The only difference is—moral guilt never leaves you and grows worse with the years. But there are so many tragic sadnesses in life that they have a way of merging into one big, onrushing stream and when you measure that stream against a brighter one, the joy-stream, the scales seem to stay just about even, with the balance maybe just a little heavier on the joyful side.

Right at the moment there was another big, onrushing stream running parallel with the sadness. The sober-obligation stream. Or maybe duty-stream would be a better name for it. We spend at least a third of our lives immersed in it up to our necks and swimming against the toughest kind of currents. Sometimes I think we could do without it entirely.

What was it Baudelaire said about boredom? "But well you know that dainty monster, thou, hypocrite reader, fellow man, my brother." You could practically say the same thing about duty.

But the stream is there, and if you just stay on the bank watching the other swimmers you won't really have the right to plunge into the joy-stream with a clear conscience.

The first thing I had to do was get her out of the Chart Room before she collapsed. She was close to hysteria and I didn't even want her to look at the body again. I was careful to stand between her and the robot, and when I guided her gently toward the door I kept my hand on the back of her head and kept her face pressed to my chest.

It was more difficult than it would have looked on a cinema screen—more awkward and less romantic, and that was the way I wanted it to be, because nothing could have been further from my mind at that moment than the romantic glow I'd felt when I had been sitting across a table from her in a lakeside tavern on Earth, and hadn't fully realized that Joan was still the only really important woman in my life.

Oh, all right.
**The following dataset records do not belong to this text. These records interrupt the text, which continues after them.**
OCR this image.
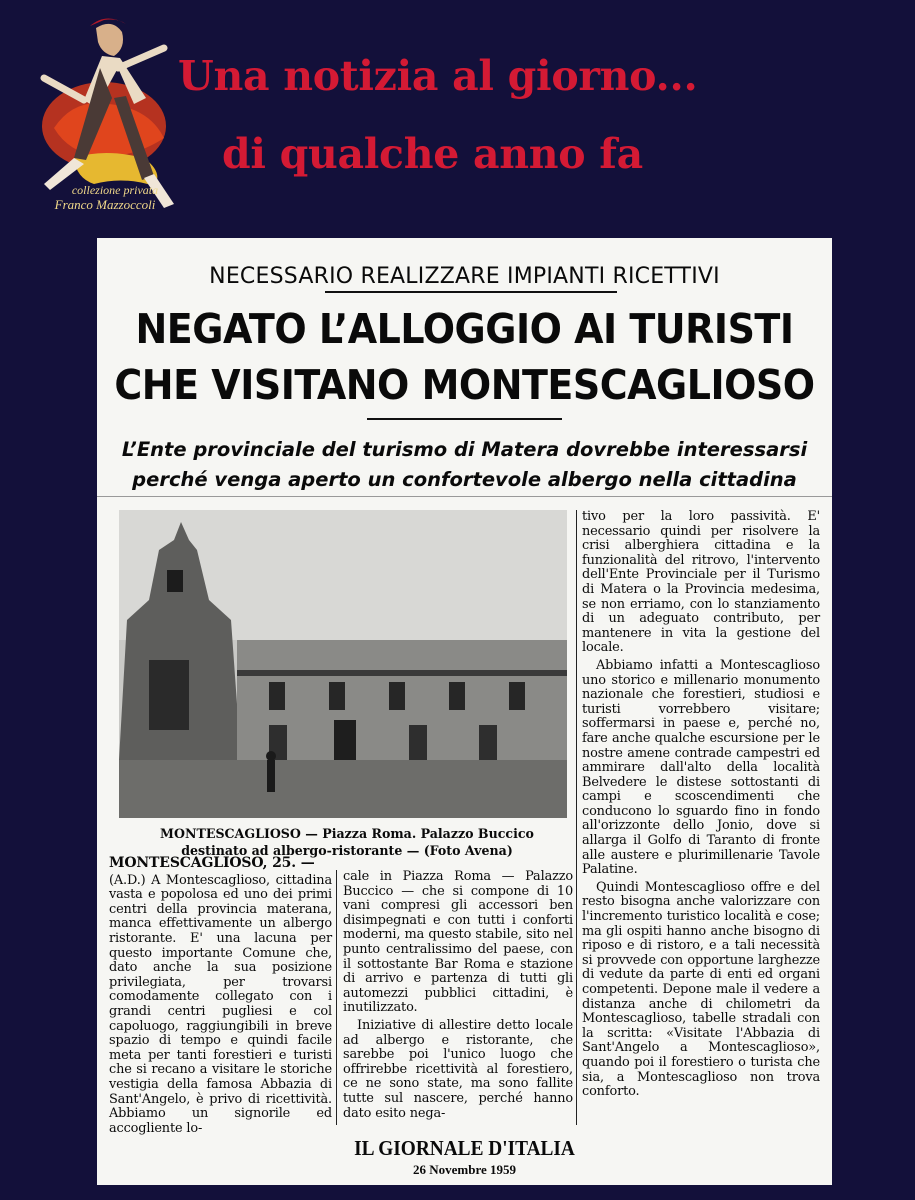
collezione privata
Franco Mazzoccoli
Una notizia al giorno...
di qualche anno fa
NECESSARIO REALIZZARE IMPIANTI RICETTIVI
NEGATO L’ALLOGGIO AI TURISTI
CHE VISITANO MONTESCAGLIOSO
L’Ente provinciale del turismo di Matera dovrebbe interessarsi
perché venga aperto un confortevole albergo nella cittadina
MONTESCAGLIOSO — Piazza Roma. Palazzo Buccico destinato ad albergo-ristorante — (Foto Avena)

MONTESCAGLIOSO, 25. —

(A.D.) A Montescaglioso, cittadina vasta e popolosa ed uno dei primi centri della provincia materana, manca effettivamente un albergo ristorante. E' una lacuna per questo importante Comune che, dato anche la sua posizione privilegiata, per trovarsi comodamente collegato con i grandi centri pugliesi e col capoluogo, raggiungibili in breve spazio di tempo e quindi facile meta per tanti forestieri e turisti che si recano a visitare le storiche vestigia della famosa Abbazia di Sant'Angelo, è privo di ricettività. Abbiamo un signorile ed accogliente lo-

cale in Piazza Roma — Palazzo Buccico — che si compone di 10 vani compresi gli accessori ben disimpegnati e con tutti i conforti moderni, ma questo stabile, sito nel punto centralissimo del paese, con il sottostante Bar Roma e stazione di arrivo e partenza di tutti gli automezzi pubblici cittadini, è inutilizzato.

Iniziative di allestire detto locale ad albergo e ristorante, che sarebbe poi l'unico luogo che offrirebbe ricettività al forestiero, ce ne sono state, ma sono fallite tutte sul nascere, perché hanno dato esito nega-

tivo per la loro passività. E' necessario quindi per risolvere la crisi alberghiera cittadina e la funzionalità del ritrovo, l'intervento dell'Ente Provinciale per il Turismo di Matera o la Provincia medesima, se non erriamo, con lo stanziamento di un adeguato contributo, per mantenere in vita la gestione del locale.

Abbiamo infatti a Montescaglioso uno storico e millenario monumento nazionale che forestieri, studiosi e turisti vorrebbero visitare; soffermarsi in paese e, perché no, fare anche qualche escursione per le nostre amene contrade campestri ed ammirare dall'alto della località Belvedere le distese sottostanti di campi e scoscendimenti che conducono lo sguardo fino in fondo all'orizzonte dello Jonio, dove si allarga il Golfo di Taranto di fronte alle austere e plurimillenarie Tavole Palatine.

Quindi Montescaglioso offre e del resto bisogna anche valorizzare con l'incremento turistico località e cose; ma gli ospiti hanno anche bisogno di riposo e di ristoro, e a tali necessità si provvede con opportune larghezze di vedute da parte di enti ed organi competenti. Depone male il vedere a distanza anche di chilometri da Montescaglioso, tabelle stradali con la scritta: «Visitate l'Abbazia di Sant'Angelo a Montescaglioso», quando poi il forestiero o turista che sia, a Montescaglioso non trova conforto.

IL GIORNALE D'ITALIA
26 Novembre 1959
You can't have a head that beautiful nestling in the middle of your chest without feeling a certain ... well, a quickening of your pulse, at least. It can happen even in the presence of death, when you've just been shaken to the depths in a ghastly way. Perhaps because of that....

Sex and death. Don't be morbid, Ralphie boy. Don't turn the clock back and let the old Freudian catch-alls of a century ago confuse and mislead you. Half of all that has been made clearer because we know now what Man was like five million years ago when he was a very predatory ape.

Sure, sex and death are closely linked. Dawn man went hunting and slew a cave bear and threw it down before his mate, all bloody, with pride swelling in him and just the excitement of the hunt, the thrill and danger of it, made him want to make love in just as exciting a way.

But sex and life are even more closely linked, and in life there are loyalties to consider and one woman becomes more important to you than all the rest and you don't need that kind of stimulation to enable you to make love to her in the most exciting possible way.